Il cioccolato che spezziamo dalla tavoletta non assomiglia per niente a quello delle sue origini. Per gli aztechi il cacao era una bevanda amara, speziata e schiumosa, e i suoi semi erano talmente preziosi da essere usati come moneta.
Il cibo degli dèi
Maya e aztechi coltivavano il cacao da secoli. Lo macinavano e lo bevevano mescolato ad acqua, peperoncino, mais e spezie: una bevanda densa e amara riservata a sacerdoti, nobili e guerrieri. L'imperatore Montezuma, secondo le cronache, ne beveva quantità impressionanti. Il nome scientifico della pianta, Theobroma cacao, significa proprio "cibo degli dèi".
L'arrivo in Europa
Furono gli spagnoli, nel Cinquecento, a portare il cacao in Europa dopo la conquista del Messico. Qui successe la grande trasformazione: si tolse il peperoncino e si aggiunse lo zucchero. Da bevanda amara e sacra, il cioccolato divenne una delizia dolce, di moda nelle corti, costosa e raffinata, servita calda in tazze preziose.

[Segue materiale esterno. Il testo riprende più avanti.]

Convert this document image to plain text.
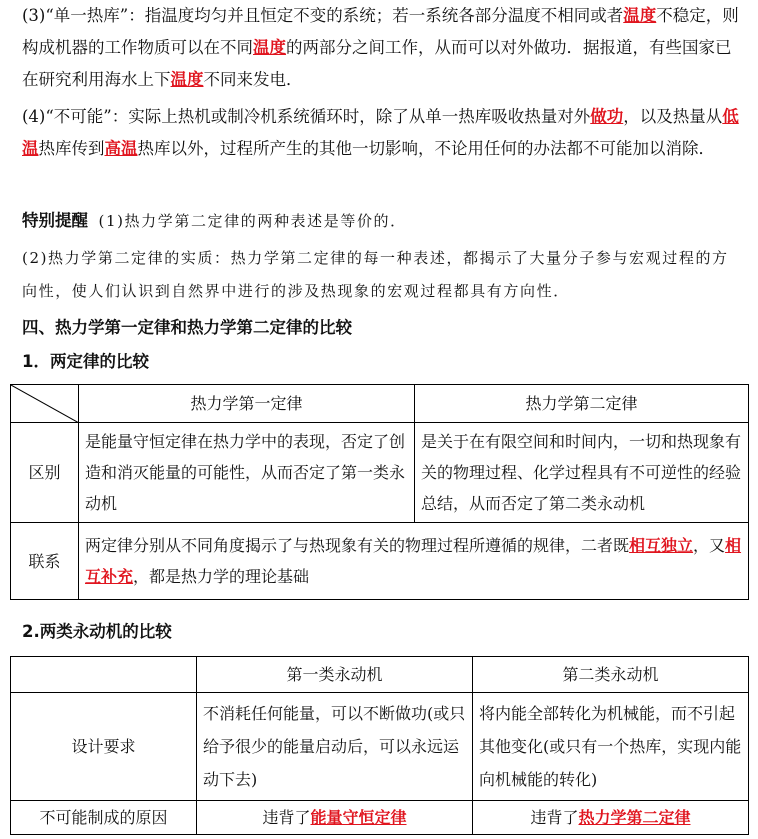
(3)“单一热库”：指温度均匀并且恒定不变的系统；若一系统各部分温度不相同或者温度不稳定，则构成机器的工作物质可以在不同温度的两部分之间工作，从而可以对外做功．据报道，有些国家已在研究利用海水上下温度不同来发电．

(4)“不可能”：实际上热机或制冷机系统循环时，除了从单一热库吸收热量对外做功，以及热量从低温热库传到高温热库以外，过程所产生的其他一切影响，不论用任何的办法都不可能加以消除．

特别提醒 (1)热力学第二定律的两种表述是等价的．

(2)热力学第二定律的实质：热力学第二定律的每一种表述，都揭示了大量分子参与宏观过程的方向性，使人们认识到自然界中进行的涉及热现象的宏观过程都具有方向性．

四、热力学第一定律和热力学第二定律的比较

1．两定律的比较

	热力学第一定律	热力学第二定律
区别	是能量守恒定律在热力学中的表现，否定了创造和消灭能量的可能性，从而否定了第一类永动机	是关于在有限空间和时间内，一切和热现象有关的物理过程、化学过程具有不可逆性的经验总结，从而否定了第二类永动机
联系	两定律分别从不同角度揭示了与热现象有关的物理过程所遵循的规律，二者既相互独立，又相互补充，都是热力学的理论基础	

2.两类永动机的比较

	第一类永动机	第二类永动机
设计要求	不消耗任何能量，可以不断做功(或只给予很少的能量启动后，可以永远运动下去)	将内能全部转化为机械能，而不引起其他变化(或只有一个热库，实现内能向机械能的转化)
不可能制成的原因	违背了能量守恒定律	违背了热力学第二定律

La rivoluzione industriale
Per secoli il cioccolato fu solo bevanda. La tavoletta solida che conosciamo nacque nell'Ottocento, grazie a una serie di invenzioni: la pressa che separava il burro di cacao, l'aggiunta del latte da parte degli svizzeri, il conchaggio che lo rendeva liscio. Solo allora il cioccolato divenne un cibo da mordere, e da prodotto di lusso si trasformò in piacere di massa.

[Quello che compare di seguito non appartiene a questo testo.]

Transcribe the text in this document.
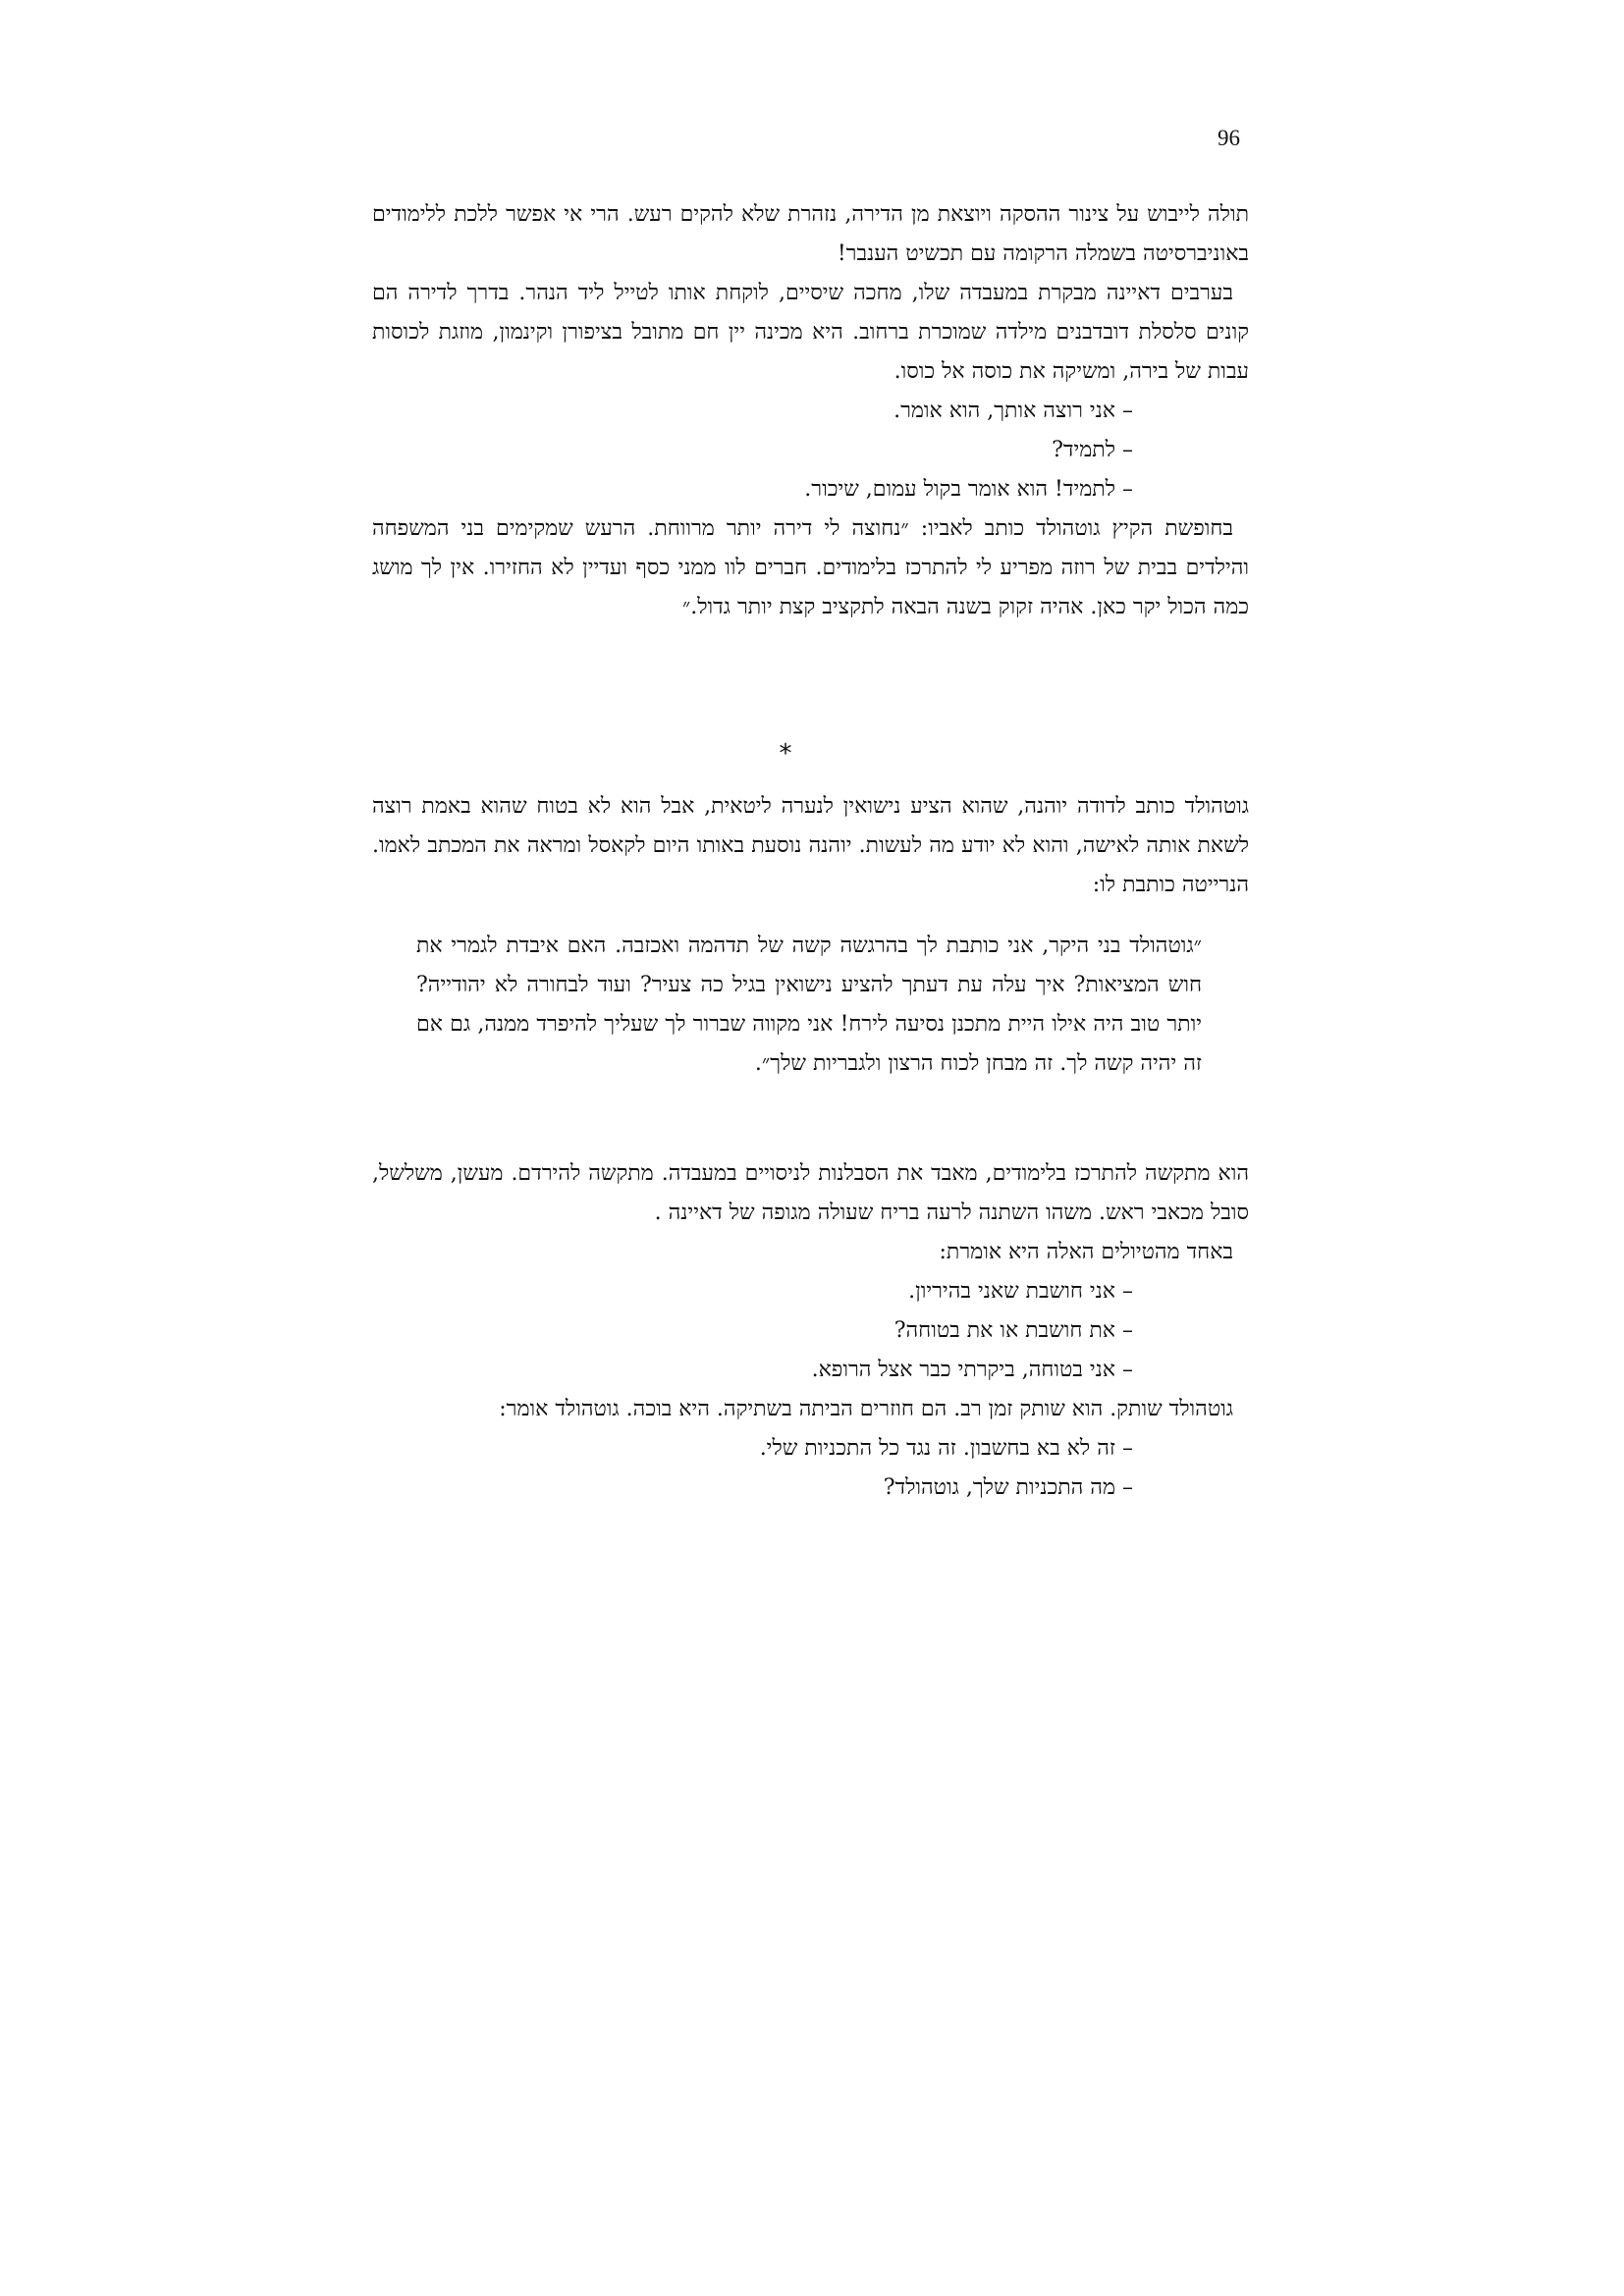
96

תולה לייבוש על צינור ההסקה ויוצאת מן הדירה, נזהרת שלא להקים רעש. הרי אי אפשר ללכת ללימודים באוניברסיטה בשמלה הרקומה עם תכשיט הענבר!

בערבים דאיינה מבקרת במעבדה שלו, מחכה שיסיים, לוקחת אותו לטייל ליד הנהר. בדרך לדירה הם קונים סלסלת דובדבנים מילדה שמוכרת ברחוב. היא מכינה יין חם מתובל בציפורן וקינמון, מוזגת לכוסות עבות של בירה, ומשיקה את כוסה אל כוסו.

– אני רוצה אותך, הוא אומר.

– לתמיד?

– לתמיד! הוא אומר בקול עמום, שיכור.

בחופשת הקיץ גוטהולד כותב לאביו: ״נחוצה לי דירה יותר מרווחת. הרעש שמקימים בני המשפחה והילדים בבית של רוזה מפריע לי להתרכז בלימודים. חברים לוו ממני כסף ועדיין לא החזירו. אין לך מושג כמה הכול יקר כאן. אהיה זקוק בשנה הבאה לתקציב קצת יותר גדול.״

*

גוטהולד כותב לדודה יוהנה, שהוא הציע נישואין לנערה ליטאית, אבל הוא לא בטוח שהוא באמת רוצה לשאת אותה לאישה, והוא לא יודע מה לעשות. יוהנה נוסעת באותו היום לקאסל ומראה את המכתב לאמו. הנרייטה כותבת לו:

״גוטהולד בני היקר, אני כותבת לך בהרגשה קשה של תדהמה ואכזבה. האם איבדת לגמרי את חוש המציאות? איך עלה עת דעתך להציע נישואין בגיל כה צעיר? ועוד לבחורה לא יהודייה? יותר טוב היה אילו היית מתכנן נסיעה לירח! אני מקווה שברור לך שעליך להיפרד ממנה, גם אם זה יהיה קשה לך. זה מבחן לכוח הרצון ולגבריות שלך״.

הוא מתקשה להתרכז בלימודים, מאבד את הסבלנות לניסויים במעבדה. מתקשה להירדם. מעשן, משלשל, סובל מכאבי ראש. משהו השתנה לרעה בריח שעולה מגופה של דאיינה .

באחד מהטיולים האלה היא אומרת:

– אני חושבת שאני בהיריון.

– את חושבת או את בטוחה?

– אני בטוחה, ביקרתי כבר אצל הרופא.

גוטהולד שותק. הוא שותק זמן רב. הם חוזרים הביתה בשתיקה. היא בוכה. גוטהולד אומר:

– זה לא בא בחשבון. זה נגד כל התכניות שלי.

– מה התכניות שלך, גוטהולד?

- Cacao-moneta: tra gli aztechi i semi compravano beni e servizi.
- Cioccolata calda: la prima forma europea, dolcificata.
- 1800: nasce la tavoletta solida grazie all'industria.
- Modica: in Sicilia si lavora ancora a freddo, come gli aztechi.
Il lato amaro della storia
Non si può raccontare il cioccolato senza la sua ombra. La sua diffusione si legò allo zucchero delle piantagioni coloniali e, ancora oggi, gran parte del cacao mondiale viene da regioni dove i coltivatori guadagnano pochissimo. Dietro la dolcezza c'è una storia di lavoro spesso ingiusto, che vale la pena conoscere.
Tornare all'origine
Oggi c'è chi riscopre il cioccolato fondente, poco zuccherato, vicino a com'era in origine. Assaggiare un cacao puro e amaro è quasi un viaggio indietro nel tempo, fino alle corti del Messico, prima che lo zucchero ne cambiasse per sempre il carattere. È nato anche un movimento, il bean to bar, di piccoli artigiani che seguono il cacao dalla fava alla tavoletta, rivendicando trasparenza e qualità. Dopo cinque secoli di trasformazioni, il cioccolato sembra voler tornare un po' alle sue radici: meno zucchero, più rispetto per la materia prima e per chi la coltiva.
Il cioccolato è la storia di una trasformazione: da bevanda amara e sacra a dolcezza di tutti i giorni. Pochi cibi hanno cambiato così tanto pelle restando sempre desiderati.